UploadVRIan Hamilton
For basketball, the immersive cameras provided terrific close-up views of plenty of interesting things outside the game too. Instead of watching commercials you're watching the Laker Girls during breaks, and their performances in 3D at human scale again reinforces the difference from television. You feel as if you are standing there, close enough to appreciate movement, spacing, and physicality. During commercial breaks, you can watch the crew wipe down the court, see players and staff milling about, and catch the in-between moments that usually disappear when the feed cuts away. Those behind-the-scenes details add texture and strengthen the feeling that you are actually inside the arena, not just consuming a polished broadcast.

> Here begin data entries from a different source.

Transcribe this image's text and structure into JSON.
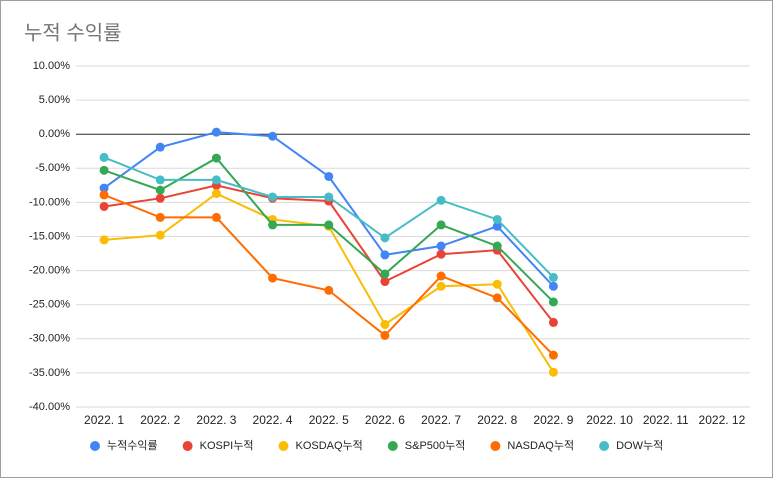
{
  "chart_data": {
    "type": "line",
    "title": "누적 수익률",
    "categories": [
      "2022. 1",
      "2022. 2",
      "2022. 3",
      "2022. 4",
      "2022. 5",
      "2022. 6",
      "2022. 7",
      "2022. 8",
      "2022. 9",
      "2022. 10",
      "2022. 11",
      "2022. 12"
    ],
    "series": [
      {
        "name": "누적수익률",
        "color": "#4285f4",
        "values": [
          -7.9,
          -1.9,
          0.3,
          -0.3,
          -6.2,
          -17.7,
          -16.4,
          -13.5,
          -22.3,
          null,
          null,
          null
        ]
      },
      {
        "name": "KOSPI누적",
        "color": "#ea4335",
        "values": [
          -10.6,
          -9.4,
          -7.5,
          -9.4,
          -9.8,
          -21.6,
          -17.6,
          -17.0,
          -27.6,
          null,
          null,
          null
        ]
      },
      {
        "name": "KOSDAQ누적",
        "color": "#fbbc04",
        "values": [
          -15.5,
          -14.8,
          -8.7,
          -12.5,
          -13.5,
          -27.9,
          -22.3,
          -22.0,
          -34.9,
          null,
          null,
          null
        ]
      },
      {
        "name": "S&P500누적",
        "color": "#34a853",
        "values": [
          -5.3,
          -8.2,
          -3.5,
          -13.3,
          -13.3,
          -20.5,
          -13.3,
          -16.4,
          -24.6,
          null,
          null,
          null
        ]
      },
      {
        "name": "NASDAQ누적",
        "color": "#ff6d01",
        "values": [
          -8.9,
          -12.2,
          -12.2,
          -21.1,
          -22.9,
          -29.5,
          -20.8,
          -24.0,
          -32.4,
          null,
          null,
          null
        ]
      },
      {
        "name": "DOW누적",
        "color": "#46bdc6",
        "values": [
          -3.4,
          -6.7,
          -6.7,
          -9.2,
          -9.2,
          -15.2,
          -9.7,
          -12.5,
          -21.0,
          null,
          null,
          null
        ]
      }
    ],
    "ylim": [
      -40,
      10
    ],
    "yticks": [
      {
        "value": -40,
        "label": "-40.00%"
      },
      {
        "value": -35,
        "label": "-35.00%"
      },
      {
        "value": -30,
        "label": "-30.00%"
      },
      {
        "value": -25,
        "label": "-25.00%"
      },
      {
        "value": -20,
        "label": "-20.00%"
      },
      {
        "value": -15,
        "label": "-15.00%"
      },
      {
        "value": -10,
        "label": "-10.00%"
      },
      {
        "value": -5,
        "label": "-5.00%"
      },
      {
        "value": 0,
        "label": "0.00%"
      },
      {
        "value": 5,
        "label": "5.00%"
      },
      {
        "value": 10,
        "label": "10.00%"
      }
    ],
    "grid": true,
    "legend": "bottom"
  }
}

The experience shows more friction once active gameplay ramps up. When using the center-court camera, the action constantly moves left to right and back again. That means repeatedly turning your head to follow the play unless the feed switches to one of the basket cameras. Over time, that motion becomes tiring.
I found myself wishing for more camera options, or better yet, the ability to manually switch views during the replay. An Immersive Highlights clip separate from the full broadcast pulls together some of the best moments seen from Apple‘s cameras over the course of the game, and at less than 10 minutes long, it offers a great way to see some of LeBron James’ best moments from behind the backboard without giving too much time to neck strain. Basketball broadcasts have always been built around wide shots that let you see the entire floor at once. In immersive VR at certain angles, the constant side-to-side motion means your head and neck are doing more work than they ever would in front of a TV or even at the game itself.
Even with the Dual Knit Strap, the Vision Pro is heavy and coming from extended daily use with a Meta Quest 3, I felt the Vision Pro's weight immediately pushing down on my face, and it stayed there throughout my time. For shorter sessions, it is manageable. For longer viewing, headset weight may be the biggest thing holding this use case back even if it isn't the only thing.
Immersive viewing isn't just the future of sports, concerts, and entertainment – it's here today, to quote William Gibson, just "not evenly distributed." The sense of presence here is too compelling to ignore. What feels less certain is how quickly the hardware evolves, how the technical implementation will improve, and how it will scale to become mainstream.
Ian's hands-on experiences with Steam Frame would suggest a much more lightweight experience that could be worn for extended periods, and he showed me how slim the Bigscreen Beyond headset is, which takes the minimal small and light form factor to the extreme. He also hasn't worn the Frame for an extended period, yet, and neither Apple nor the headset manufacturers have shown any indication that Apple's top tier immersive programming is coming to any headset other than one with an Apple logo shown at startup.
So, much as it was in 2016, and in 2024, right now immersive sports still feel like a glimpse of the future even if it works now. It is not a default viewing mode. What Apple is doing with Vision Pro and Apple Immersive is not a finished product. It is a preview. And as previews go, this one is strong enough to make me want more, even as it makes clear how much work remains to create a mass-market experience.